Hepatoencephalopathy (hepatoencephalopathy) used to be called hepatic coma. It is a comprehensive symptom of central nervous system dysfunction caused by severe liver disease and is caused by metabolic disorders. It is one of the manifestations of severe liver cell function failure. The main symptoms are conscious disturbance, behavioral disorder and coma, while subclinical or recessive hepatic encephalopathy has no obvious clinical manifestations and biochemical abnormalities. Only a fine intelligence test and/or electrophysiological test can be used to make a diagnosis.
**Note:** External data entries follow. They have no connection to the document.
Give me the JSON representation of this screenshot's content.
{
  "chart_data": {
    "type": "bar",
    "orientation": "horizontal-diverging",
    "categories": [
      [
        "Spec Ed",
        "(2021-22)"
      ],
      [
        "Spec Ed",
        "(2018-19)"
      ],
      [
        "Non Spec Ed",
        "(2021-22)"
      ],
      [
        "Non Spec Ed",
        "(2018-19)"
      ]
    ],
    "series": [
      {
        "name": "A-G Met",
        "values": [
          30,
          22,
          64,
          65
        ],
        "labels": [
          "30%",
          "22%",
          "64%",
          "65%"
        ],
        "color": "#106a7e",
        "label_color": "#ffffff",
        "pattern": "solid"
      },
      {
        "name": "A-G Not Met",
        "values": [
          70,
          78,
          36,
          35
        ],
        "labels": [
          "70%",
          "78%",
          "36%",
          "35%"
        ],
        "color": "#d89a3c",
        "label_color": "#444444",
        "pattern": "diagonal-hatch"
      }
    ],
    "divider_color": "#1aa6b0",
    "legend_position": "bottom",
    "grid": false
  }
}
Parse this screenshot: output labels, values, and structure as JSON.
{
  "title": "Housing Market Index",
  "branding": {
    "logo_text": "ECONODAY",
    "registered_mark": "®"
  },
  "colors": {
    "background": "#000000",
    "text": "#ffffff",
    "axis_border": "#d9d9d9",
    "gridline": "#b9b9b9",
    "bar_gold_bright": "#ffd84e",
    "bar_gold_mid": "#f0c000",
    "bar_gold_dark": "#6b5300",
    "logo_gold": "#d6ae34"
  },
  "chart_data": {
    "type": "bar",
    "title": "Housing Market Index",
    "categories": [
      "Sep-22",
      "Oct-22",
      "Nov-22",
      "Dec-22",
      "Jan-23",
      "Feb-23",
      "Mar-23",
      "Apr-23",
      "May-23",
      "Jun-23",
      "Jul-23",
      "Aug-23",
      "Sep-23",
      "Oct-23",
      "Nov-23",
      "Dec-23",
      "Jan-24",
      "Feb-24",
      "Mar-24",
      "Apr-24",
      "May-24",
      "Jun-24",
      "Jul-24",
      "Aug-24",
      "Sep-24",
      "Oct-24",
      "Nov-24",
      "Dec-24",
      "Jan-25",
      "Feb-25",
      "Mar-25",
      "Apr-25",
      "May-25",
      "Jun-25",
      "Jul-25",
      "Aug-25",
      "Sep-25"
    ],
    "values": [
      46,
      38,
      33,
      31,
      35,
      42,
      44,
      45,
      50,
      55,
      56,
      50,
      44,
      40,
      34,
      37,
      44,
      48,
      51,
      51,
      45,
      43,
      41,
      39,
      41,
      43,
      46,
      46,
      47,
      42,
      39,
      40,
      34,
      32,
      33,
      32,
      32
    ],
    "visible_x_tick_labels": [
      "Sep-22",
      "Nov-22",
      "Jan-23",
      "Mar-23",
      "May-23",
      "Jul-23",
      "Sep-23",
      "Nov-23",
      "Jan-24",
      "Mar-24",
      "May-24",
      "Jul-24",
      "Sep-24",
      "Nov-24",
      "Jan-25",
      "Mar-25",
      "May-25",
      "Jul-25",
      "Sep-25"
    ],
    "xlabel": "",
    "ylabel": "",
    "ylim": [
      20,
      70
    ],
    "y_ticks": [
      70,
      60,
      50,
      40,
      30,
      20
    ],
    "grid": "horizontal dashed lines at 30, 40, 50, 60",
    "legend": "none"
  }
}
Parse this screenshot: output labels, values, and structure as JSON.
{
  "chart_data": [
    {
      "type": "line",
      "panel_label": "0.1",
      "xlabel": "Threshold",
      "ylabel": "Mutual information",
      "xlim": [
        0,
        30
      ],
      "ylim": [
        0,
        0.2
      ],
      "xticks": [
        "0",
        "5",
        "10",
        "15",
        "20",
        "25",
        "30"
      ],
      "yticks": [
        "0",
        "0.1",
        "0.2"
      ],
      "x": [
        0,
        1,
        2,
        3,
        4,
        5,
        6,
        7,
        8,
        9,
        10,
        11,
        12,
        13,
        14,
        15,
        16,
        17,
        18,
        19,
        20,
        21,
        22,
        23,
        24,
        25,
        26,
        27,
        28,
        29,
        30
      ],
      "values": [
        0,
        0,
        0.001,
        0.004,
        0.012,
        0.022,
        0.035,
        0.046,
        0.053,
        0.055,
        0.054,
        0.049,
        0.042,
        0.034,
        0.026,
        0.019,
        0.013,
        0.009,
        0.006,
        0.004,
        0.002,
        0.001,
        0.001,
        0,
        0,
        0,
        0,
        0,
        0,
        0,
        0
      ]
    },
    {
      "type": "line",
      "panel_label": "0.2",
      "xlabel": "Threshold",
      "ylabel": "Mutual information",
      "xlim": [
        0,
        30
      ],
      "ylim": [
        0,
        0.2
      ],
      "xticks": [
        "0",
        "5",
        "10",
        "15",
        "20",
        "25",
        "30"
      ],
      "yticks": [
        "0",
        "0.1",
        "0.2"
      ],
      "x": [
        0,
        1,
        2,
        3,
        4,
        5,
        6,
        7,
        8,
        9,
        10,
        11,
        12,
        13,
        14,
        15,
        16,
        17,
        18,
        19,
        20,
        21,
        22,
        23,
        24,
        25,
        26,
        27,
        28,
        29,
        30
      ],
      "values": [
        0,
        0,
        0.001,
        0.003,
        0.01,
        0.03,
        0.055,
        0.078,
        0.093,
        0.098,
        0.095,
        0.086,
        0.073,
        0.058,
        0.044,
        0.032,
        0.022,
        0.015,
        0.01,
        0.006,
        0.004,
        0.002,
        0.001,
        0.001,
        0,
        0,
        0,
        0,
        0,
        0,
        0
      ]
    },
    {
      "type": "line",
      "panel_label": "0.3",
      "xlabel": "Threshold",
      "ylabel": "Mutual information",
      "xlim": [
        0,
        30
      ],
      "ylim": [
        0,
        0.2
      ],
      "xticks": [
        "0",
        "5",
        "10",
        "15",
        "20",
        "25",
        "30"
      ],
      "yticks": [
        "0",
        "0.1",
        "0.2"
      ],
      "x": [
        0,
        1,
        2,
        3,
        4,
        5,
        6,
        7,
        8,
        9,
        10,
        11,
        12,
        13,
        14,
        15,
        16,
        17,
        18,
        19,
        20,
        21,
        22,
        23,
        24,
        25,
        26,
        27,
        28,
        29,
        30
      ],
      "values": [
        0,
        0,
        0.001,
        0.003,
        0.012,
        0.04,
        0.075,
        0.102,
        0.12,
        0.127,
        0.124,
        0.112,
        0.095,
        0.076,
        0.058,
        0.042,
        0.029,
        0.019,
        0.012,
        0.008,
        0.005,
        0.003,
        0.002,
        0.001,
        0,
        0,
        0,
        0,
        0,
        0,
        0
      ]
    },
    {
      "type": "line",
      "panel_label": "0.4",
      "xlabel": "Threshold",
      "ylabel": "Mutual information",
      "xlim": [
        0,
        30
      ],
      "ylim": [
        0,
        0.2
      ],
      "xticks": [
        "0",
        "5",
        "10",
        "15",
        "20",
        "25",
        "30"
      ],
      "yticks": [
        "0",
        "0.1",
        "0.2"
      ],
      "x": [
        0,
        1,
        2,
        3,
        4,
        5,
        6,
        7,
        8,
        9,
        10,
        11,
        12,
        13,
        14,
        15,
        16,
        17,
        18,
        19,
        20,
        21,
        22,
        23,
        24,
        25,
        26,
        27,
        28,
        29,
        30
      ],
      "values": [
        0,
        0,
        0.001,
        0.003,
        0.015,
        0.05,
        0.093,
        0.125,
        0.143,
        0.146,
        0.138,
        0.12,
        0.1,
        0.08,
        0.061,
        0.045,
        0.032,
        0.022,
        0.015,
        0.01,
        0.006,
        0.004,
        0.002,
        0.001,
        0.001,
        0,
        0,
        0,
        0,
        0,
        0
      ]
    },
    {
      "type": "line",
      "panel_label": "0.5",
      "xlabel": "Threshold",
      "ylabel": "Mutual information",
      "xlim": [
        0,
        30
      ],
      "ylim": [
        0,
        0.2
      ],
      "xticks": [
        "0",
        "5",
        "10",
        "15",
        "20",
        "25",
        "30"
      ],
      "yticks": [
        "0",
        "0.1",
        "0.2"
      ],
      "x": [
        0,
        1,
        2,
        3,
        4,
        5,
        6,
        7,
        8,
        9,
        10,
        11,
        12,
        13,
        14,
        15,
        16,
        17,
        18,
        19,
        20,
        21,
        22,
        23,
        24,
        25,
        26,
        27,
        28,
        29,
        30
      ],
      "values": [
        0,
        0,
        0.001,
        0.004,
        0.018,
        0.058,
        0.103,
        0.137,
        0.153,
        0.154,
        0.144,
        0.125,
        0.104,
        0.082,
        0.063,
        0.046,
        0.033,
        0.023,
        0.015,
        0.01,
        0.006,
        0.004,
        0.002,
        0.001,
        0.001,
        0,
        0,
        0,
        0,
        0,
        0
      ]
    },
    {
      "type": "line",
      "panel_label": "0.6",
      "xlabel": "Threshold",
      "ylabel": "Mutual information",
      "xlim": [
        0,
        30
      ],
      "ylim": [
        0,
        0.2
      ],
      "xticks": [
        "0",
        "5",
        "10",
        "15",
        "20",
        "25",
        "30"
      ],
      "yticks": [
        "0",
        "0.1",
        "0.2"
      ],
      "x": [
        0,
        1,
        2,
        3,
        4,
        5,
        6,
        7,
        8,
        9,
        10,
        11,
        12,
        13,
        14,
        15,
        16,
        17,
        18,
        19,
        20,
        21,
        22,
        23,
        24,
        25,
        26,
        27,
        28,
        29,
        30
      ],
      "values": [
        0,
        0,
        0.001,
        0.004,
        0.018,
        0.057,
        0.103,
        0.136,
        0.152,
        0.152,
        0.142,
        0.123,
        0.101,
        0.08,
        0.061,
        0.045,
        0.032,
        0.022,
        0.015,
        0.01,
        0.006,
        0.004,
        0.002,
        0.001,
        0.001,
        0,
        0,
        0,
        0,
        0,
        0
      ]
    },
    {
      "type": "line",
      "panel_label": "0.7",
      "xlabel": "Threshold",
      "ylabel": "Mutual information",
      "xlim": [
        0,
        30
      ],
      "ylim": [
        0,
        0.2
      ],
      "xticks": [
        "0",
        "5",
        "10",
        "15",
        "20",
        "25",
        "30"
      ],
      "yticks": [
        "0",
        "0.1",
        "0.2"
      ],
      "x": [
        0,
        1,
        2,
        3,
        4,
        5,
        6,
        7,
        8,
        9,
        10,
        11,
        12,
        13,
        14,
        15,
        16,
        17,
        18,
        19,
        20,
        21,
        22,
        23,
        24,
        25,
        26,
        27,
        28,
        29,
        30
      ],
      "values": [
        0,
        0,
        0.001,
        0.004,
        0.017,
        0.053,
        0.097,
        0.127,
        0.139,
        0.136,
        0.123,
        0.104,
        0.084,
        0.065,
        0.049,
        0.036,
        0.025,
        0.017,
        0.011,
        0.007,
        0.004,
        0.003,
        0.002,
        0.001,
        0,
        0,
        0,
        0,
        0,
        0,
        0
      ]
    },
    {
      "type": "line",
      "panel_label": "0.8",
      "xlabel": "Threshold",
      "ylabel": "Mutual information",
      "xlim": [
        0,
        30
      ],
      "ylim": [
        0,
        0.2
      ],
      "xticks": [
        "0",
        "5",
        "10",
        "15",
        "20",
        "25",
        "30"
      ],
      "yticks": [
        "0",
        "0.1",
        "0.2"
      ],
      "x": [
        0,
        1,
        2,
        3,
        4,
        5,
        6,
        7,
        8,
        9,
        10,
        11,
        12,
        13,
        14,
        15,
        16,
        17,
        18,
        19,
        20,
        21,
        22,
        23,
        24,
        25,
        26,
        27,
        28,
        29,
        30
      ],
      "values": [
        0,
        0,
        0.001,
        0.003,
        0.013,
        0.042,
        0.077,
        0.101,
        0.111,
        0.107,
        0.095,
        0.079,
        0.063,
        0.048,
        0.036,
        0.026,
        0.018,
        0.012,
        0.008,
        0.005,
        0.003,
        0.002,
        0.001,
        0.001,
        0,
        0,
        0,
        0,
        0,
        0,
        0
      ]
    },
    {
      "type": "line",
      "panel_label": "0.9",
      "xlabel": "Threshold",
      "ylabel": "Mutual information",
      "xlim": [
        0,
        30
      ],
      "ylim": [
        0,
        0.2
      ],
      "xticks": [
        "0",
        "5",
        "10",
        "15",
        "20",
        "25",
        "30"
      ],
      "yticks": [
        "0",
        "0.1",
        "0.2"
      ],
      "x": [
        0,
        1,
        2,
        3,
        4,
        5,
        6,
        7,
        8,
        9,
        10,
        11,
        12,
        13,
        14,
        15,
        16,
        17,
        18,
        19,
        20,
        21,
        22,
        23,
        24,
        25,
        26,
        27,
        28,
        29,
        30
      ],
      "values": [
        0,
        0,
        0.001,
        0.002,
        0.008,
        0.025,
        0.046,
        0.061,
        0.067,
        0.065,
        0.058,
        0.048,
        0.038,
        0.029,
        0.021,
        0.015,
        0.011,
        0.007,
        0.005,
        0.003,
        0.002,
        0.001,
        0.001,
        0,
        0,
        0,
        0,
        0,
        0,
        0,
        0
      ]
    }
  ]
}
Portal shunt encephalopathy is the most common, the main mechanism of occurrence is portal hypertension, there is a collateral circulation between the portal vein and the vena cava, so that a large number of portal vein blood bypasses the liver and the human body circulates.

5. Deep coma

Deep coma: All consciousness is lost, no response to various external stimuli, various reflexes disappear, and the whole body muscles are relaxed.

In patients with deep coma, the clinical manifestations are no response to any stimulation, no spontaneous activity, loose muscles, fixed eyeballs, dilated pupils, various reflexes disappear, vital signs of vital signs, such as irregular breathing, heart rhythm disorders, blood pressure Fluctuation, etc.

6. Light coma

Light coma: Conscious activity and mental activity disappear, but strong pain stimuli (such as pressing the upper arm) can show expression or motor response, can not be awakened; pupils reflect light normal, deep and shallow reflections exist.